Chapter 8: Imagining and creating limitless possibilities
A re-entrepreneurial mind-set can help any organization escape those invisible constraints that hold it back it from achieving its true potential. To illustrate, the authors look at how the Dutch Kidney Foundation broke out of its traditional bounds as a not-for-profit organization when it realized that a market failure was inhibiting the development of a portable dialysis machine. One of the key techniques discussed in this chapter is the re-entrepreneuring audit, a radical re-examination of the organization’s core mission and where it might look for new opportunities to fulfill that mission. Often, the opportunity set is much larger than it seems in the beginning.
Chapter 9: Don’t ask what tomorrow might hold. Imagine it. Make it happen.
This chapter sums up the basic principles of re-entrepreneuring through the example of Oticon, the Danish hearing aid giant. By tracing the company’s managerial structure through different eras, the authors show that re-entrepreneuring often requires adapting a new management style, organizational structure, and reward system – and most of all, a commitment to cultural change that takes the company back to its roots.
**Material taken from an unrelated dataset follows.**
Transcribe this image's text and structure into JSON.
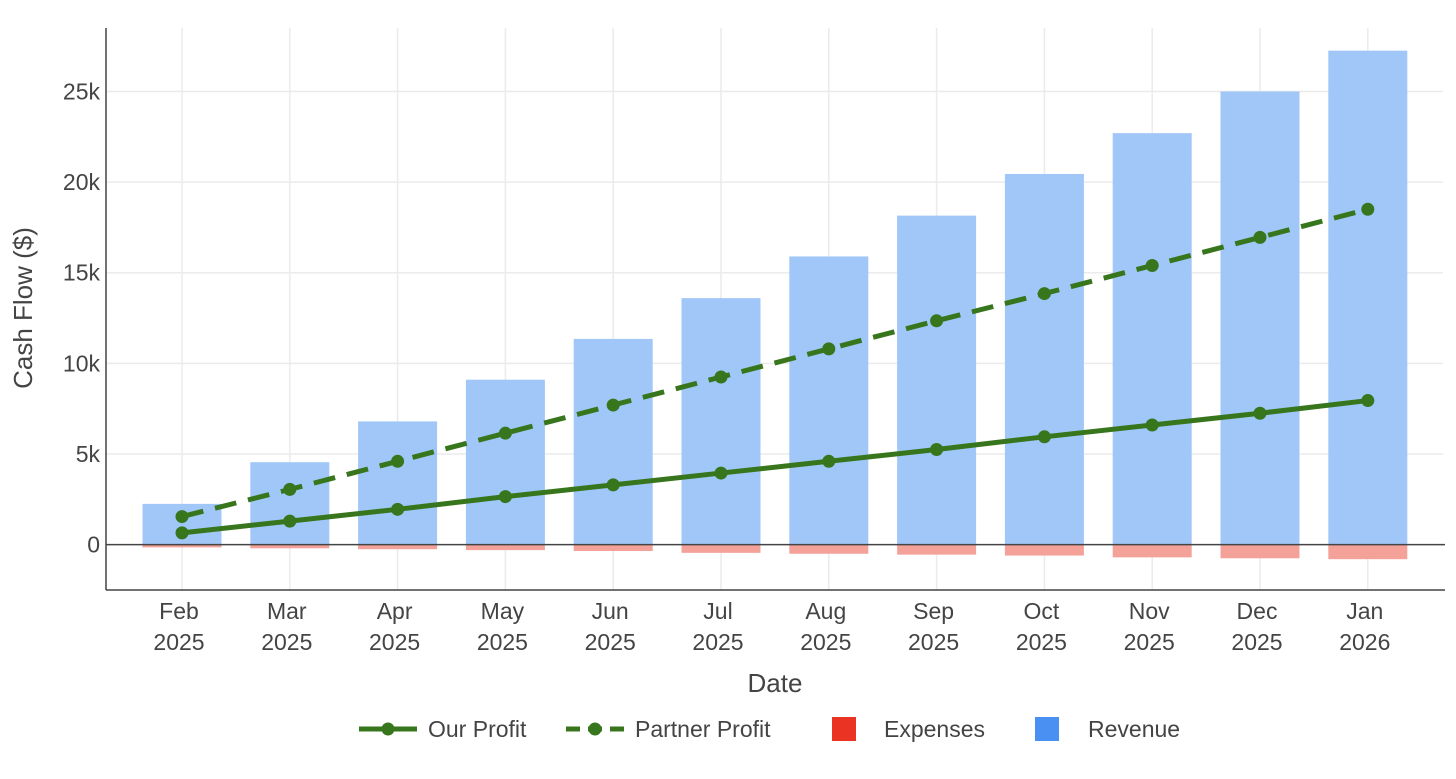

Although the entrepreneurial spirit is so changeable that it might seem impossible to draw any conclusions about it, the authors found re-entrepreneuring five principles that leaders should keep in mind as they seek to revitalize their organization.
Re-entrepreneuring can open new worlds of opportunity. At Roland Berger, that’s something we know firsthand – because we did it ourselves. By taking our own opportunity audit that included thinking about the emerging needs of our clients, we have created a company that we believe can maintain the core of our own values while keeping up to date with the requirements of the global marketplace.